Consider Your Home’s Size and the System’s Capabilities
Many people utilize an equation to estimate the ideal size of the AC system they need. However, the equated size is rarely a round number. Unfortunately, many people round down instead of up, and then end up over working their undersized air unit. This drives up their energy bill and prevents their system from adjusting the temperature of their house efficiently.
If your home is more than three thousand square feet, unless you go with a ductless system and baseboard heater, you may need two or more units to maintain a comfortable temperature. Otherwise, central air systems will have trouble delivering cold air to the farthest reaches in larger homes. Additionally, two-story homes can benefit from a multi-unit setup regardless of square footage. As such, you need to do your research before you choose the system that will work for your property.
Don’t Forget the Ductwork
First, consider the size of your ducts. If your return ducts are too small, then your system won’t be able to properly filter air through the return grills. This interferes with air recirculation, meaning that your air won’t feel fresh. Ductwork locations are another consideration – they should be designed to run in the opposite direction of your floor joists. You should also design the rest of the home so that the ducts don’t have to snake around various fixtures and supports. Open web joists are an option, but they’re much more expensive.
Place Equipment Where It Is Discreet but Accessible
While you don’t want the sump pump or air conditioner on display for everyone walking into your home, you don’t want it to be inaccessible when it needs maintenance or repairs. Put this equipment in a low traffic area that’s easy to reach when necessary.
If you install anything to hide it from view, don’t do so at the cost of its performance. That means not having high walls around an AC unit that prevent it from getting adequate fresh air at the intake. It also means not having high bushes or trees that could clog the air intake. Finally, the mechanical walls should be in the opposite direction of the floor joists.
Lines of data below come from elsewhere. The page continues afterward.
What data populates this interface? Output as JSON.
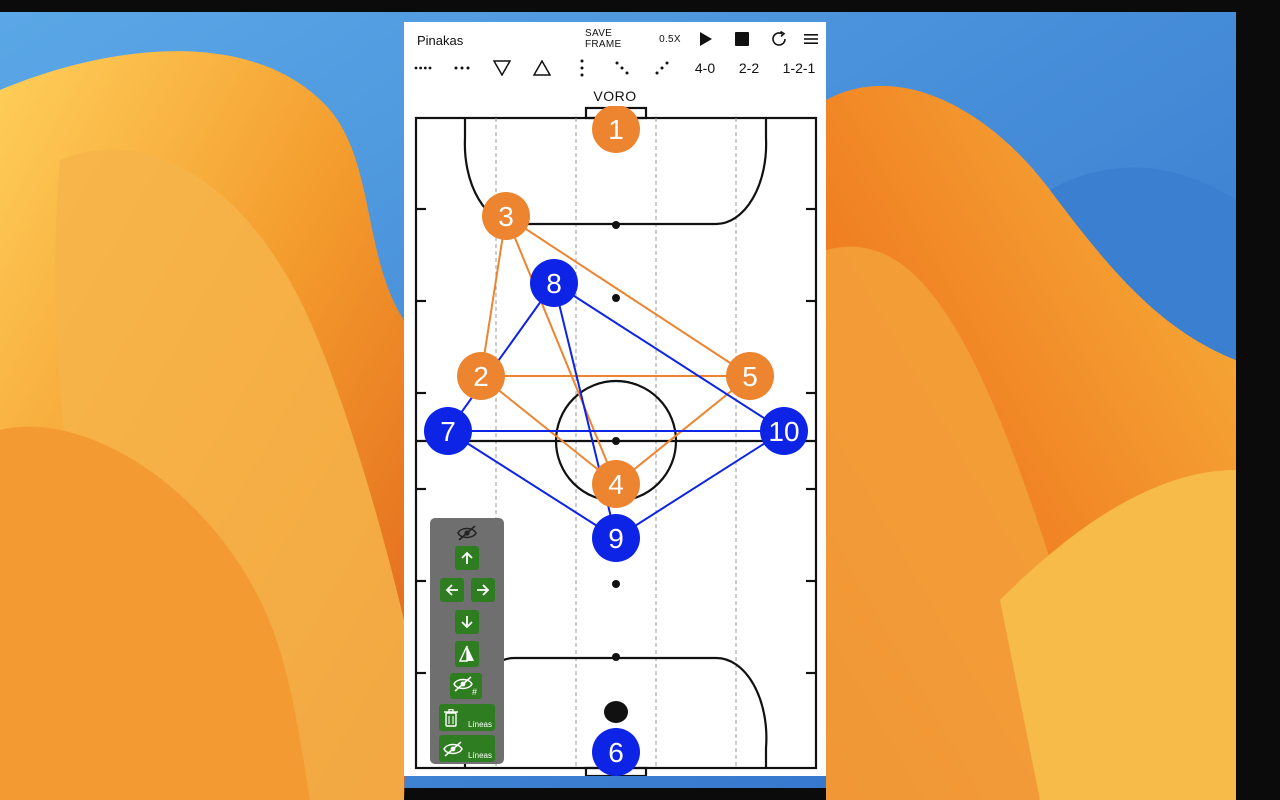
{
  "app": {
    "title": "Pinakas"
  },
  "toolbar": {
    "save_frame": "SAVE FRAME",
    "speed": "0.5X",
    "play_icon": "play-icon",
    "stop_icon": "stop-icon",
    "reset_icon": "reset-icon",
    "menu_icon": "menu-icon"
  },
  "formations": {
    "f1": "4-0",
    "f2": "2-2",
    "f3": "1-2-1"
  },
  "court": {
    "label": "VORO",
    "colors": {
      "orange": "#ec8430",
      "blue": "#0d23e6",
      "line": "#111111",
      "lane": "#999999"
    },
    "orange_players": [
      {
        "number": "1"
      },
      {
        "number": "3"
      },
      {
        "number": "2"
      },
      {
        "number": "5"
      },
      {
        "number": "4"
      }
    ],
    "blue_players": [
      {
        "number": "8"
      },
      {
        "number": "7"
      },
      {
        "number": "10"
      },
      {
        "number": "9"
      },
      {
        "number": "6"
      }
    ]
  },
  "panel": {
    "lines_label_1": "Líneas",
    "lines_label_2": "Líneas",
    "icons": [
      "eye-off-icon",
      "arrow-up-icon",
      "arrow-left-icon",
      "arrow-right-icon",
      "arrow-down-icon",
      "flip-icon",
      "eye-off-numbers-icon",
      "trash-icon",
      "eye-off-lines-icon"
    ]
  }
}
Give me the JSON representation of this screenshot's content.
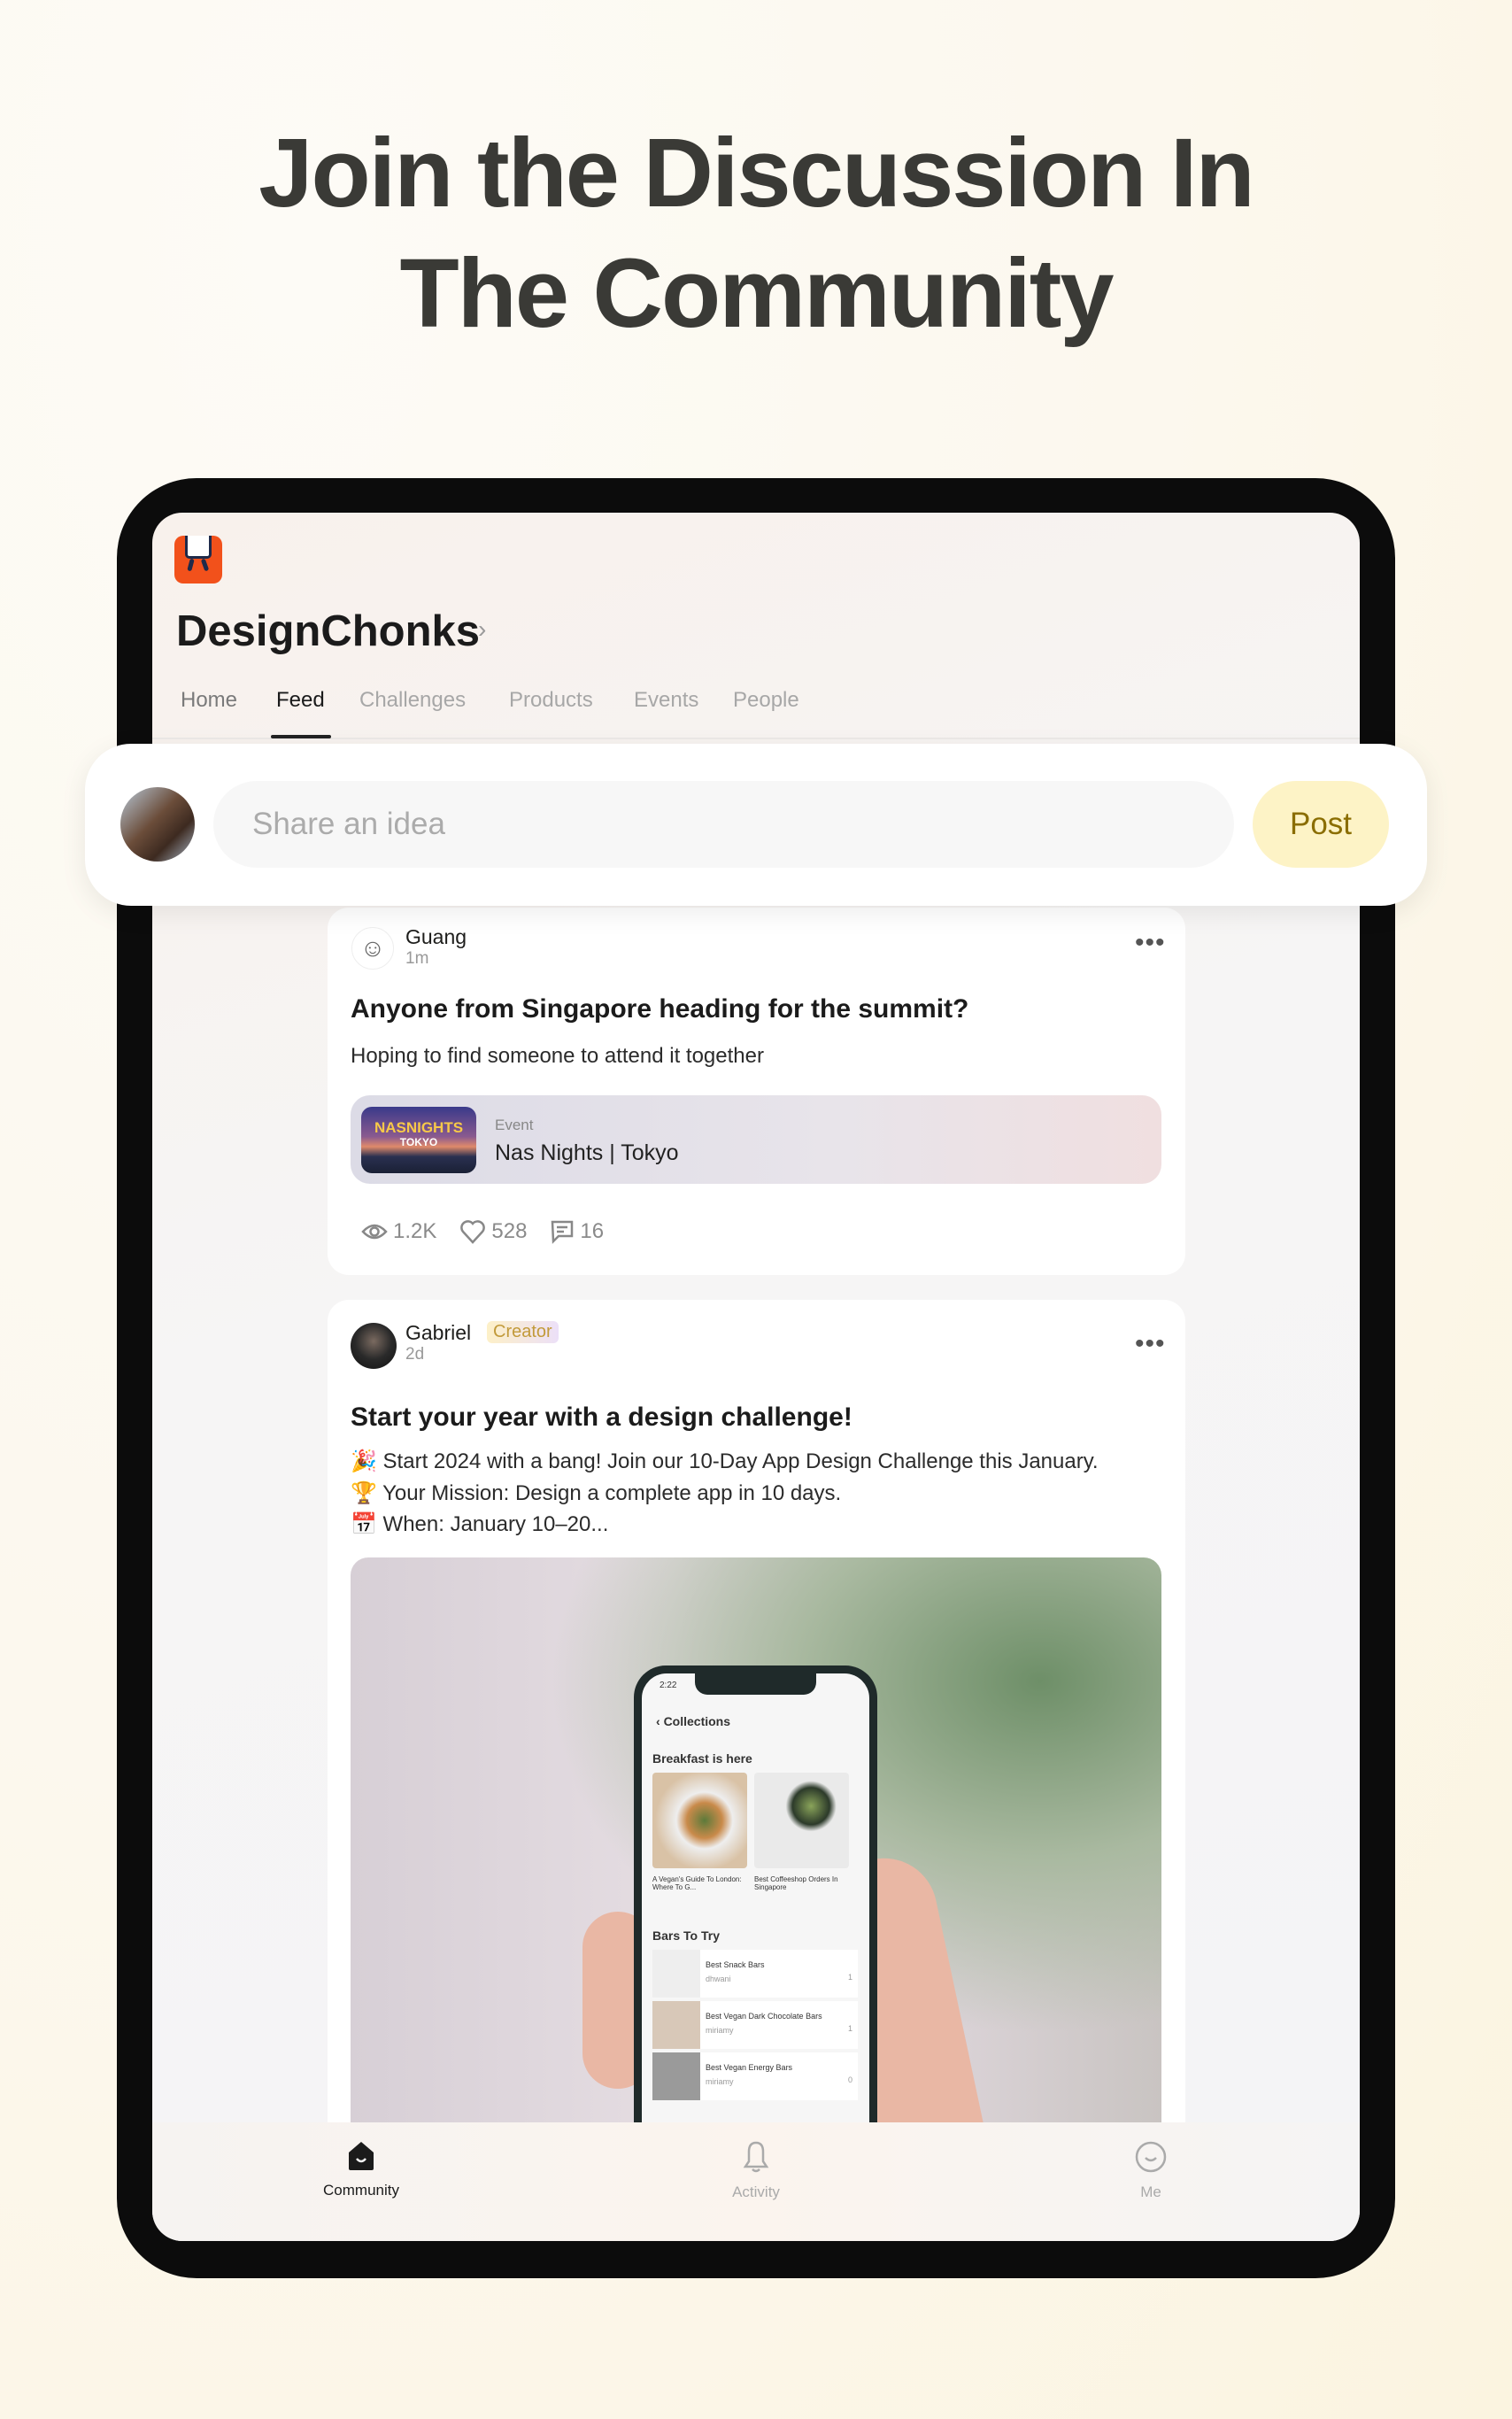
{
  "headline": {
    "line1": "Join the Discussion In",
    "line2": "The Community"
  },
  "community": {
    "name": "DesignChonks",
    "brand_color": "#f2511b"
  },
  "tabs": [
    {
      "label": "Home"
    },
    {
      "label": "Feed",
      "active": true
    },
    {
      "label": "Challenges"
    },
    {
      "label": "Products"
    },
    {
      "label": "Events"
    },
    {
      "label": "People"
    }
  ],
  "composer": {
    "placeholder": "Share an idea",
    "value": "",
    "post_label": "Post",
    "post_color": "#fdf3c6"
  },
  "posts": [
    {
      "author": "Guang",
      "time": "1m",
      "title": "Anyone from Singapore heading for the summit?",
      "body": "Hoping to find someone to attend it together",
      "event": {
        "thumb_line1": "NASNIGHTS",
        "thumb_line2": "TOKYO",
        "type": "Event",
        "name": "Nas Nights | Tokyo"
      },
      "stats": {
        "views": "1.2K",
        "likes": "528",
        "comments": "16"
      }
    },
    {
      "author": "Gabriel",
      "badge": "Creator",
      "time": "2d",
      "title": "Start your year with a design challenge!",
      "lines": [
        "🎉 Start 2024 with a bang! Join our 10-Day App Design Challenge this January.",
        "🏆 Your Mission: Design a complete app in 10 days.",
        "📅 When: January 10–20..."
      ],
      "image_phone": {
        "time": "2:22",
        "back": "Collections",
        "section1": "Breakfast is here",
        "item1": "A Vegan's Guide To London: Where To G...",
        "item2": "Best Coffeeshop Orders In Singapore",
        "section2": "Bars To Try",
        "list": [
          {
            "title": "Best Snack Bars",
            "user": "dhwani",
            "likes": "1"
          },
          {
            "title": "Best Vegan Dark Chocolate Bars",
            "user": "miriamy",
            "likes": "1"
          },
          {
            "title": "Best Vegan Energy Bars",
            "user": "miriamy",
            "likes": "0"
          }
        ]
      }
    }
  ],
  "bottom_nav": [
    {
      "label": "Community",
      "icon": "community-icon",
      "active": true
    },
    {
      "label": "Activity",
      "icon": "bell-icon"
    },
    {
      "label": "Me",
      "icon": "smiley-icon"
    }
  ]
}
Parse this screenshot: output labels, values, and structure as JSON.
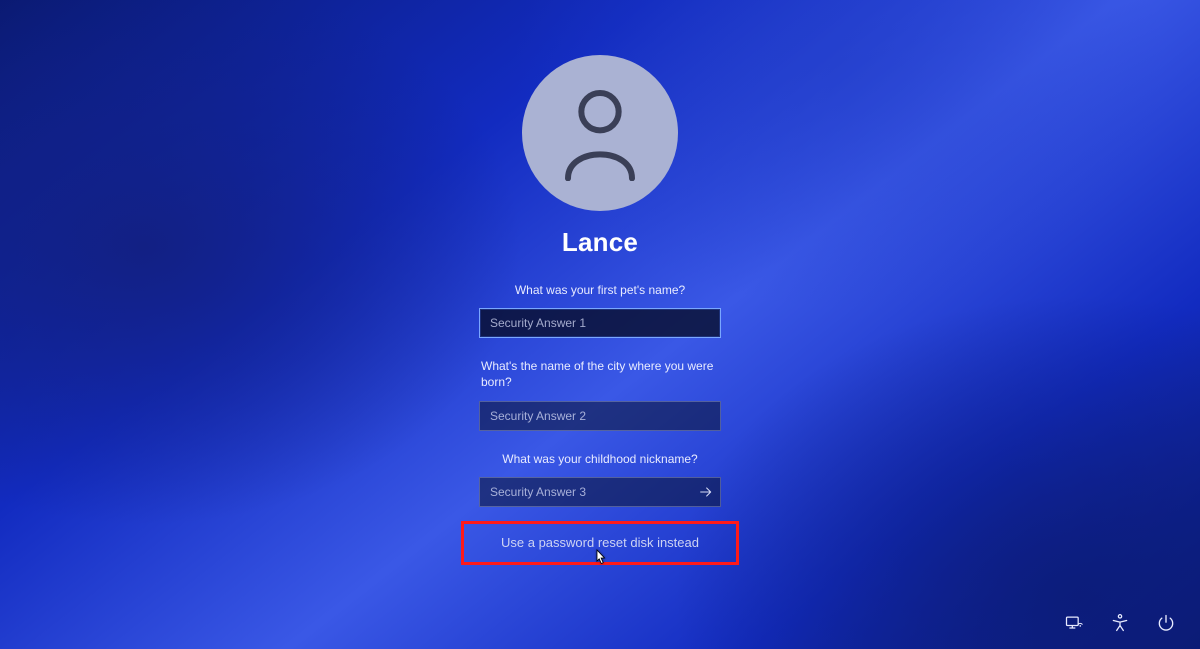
{
  "user": {
    "name": "Lance"
  },
  "questions": {
    "q1": "What was your first pet's name?",
    "q2": "What's the name of the city where you were born?",
    "q3": "What was your childhood nickname?"
  },
  "placeholders": {
    "a1": "Security Answer 1",
    "a2": "Security Answer 2",
    "a3": "Security Answer 3"
  },
  "reset_link": "Use a password reset disk instead"
}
Think about All Maintenance Requirements
A new home requires little maintenance, but the equipment will eventually need it. You can save yourself a lot of hassle by choosing an air conditioner, furnace and ducts that use standard sizes of air filters. If you do end up with an AC or vents that are an unusual size, FilterBuy provides a range of sizes. You can save money by buying little filters for individual vents and the large filters that for the central unit.
This site is also a great resource if you don’t know what type of filter to buy. They allow you to search for filters based on the AC manufacturer MERV rating, and size. If you don’t know what size the filter is, use a tape measure to get the exact length, width and depth. Pay attention to the fractions of an inch, as it does matter in filter selection. Most filters have a nominal size where you can round up to the nearest inch.
Your HVAC system and its performance have a massive effect on your quality of life. Take every factor that affects its design into account so that you’re truly comfortable in your new home.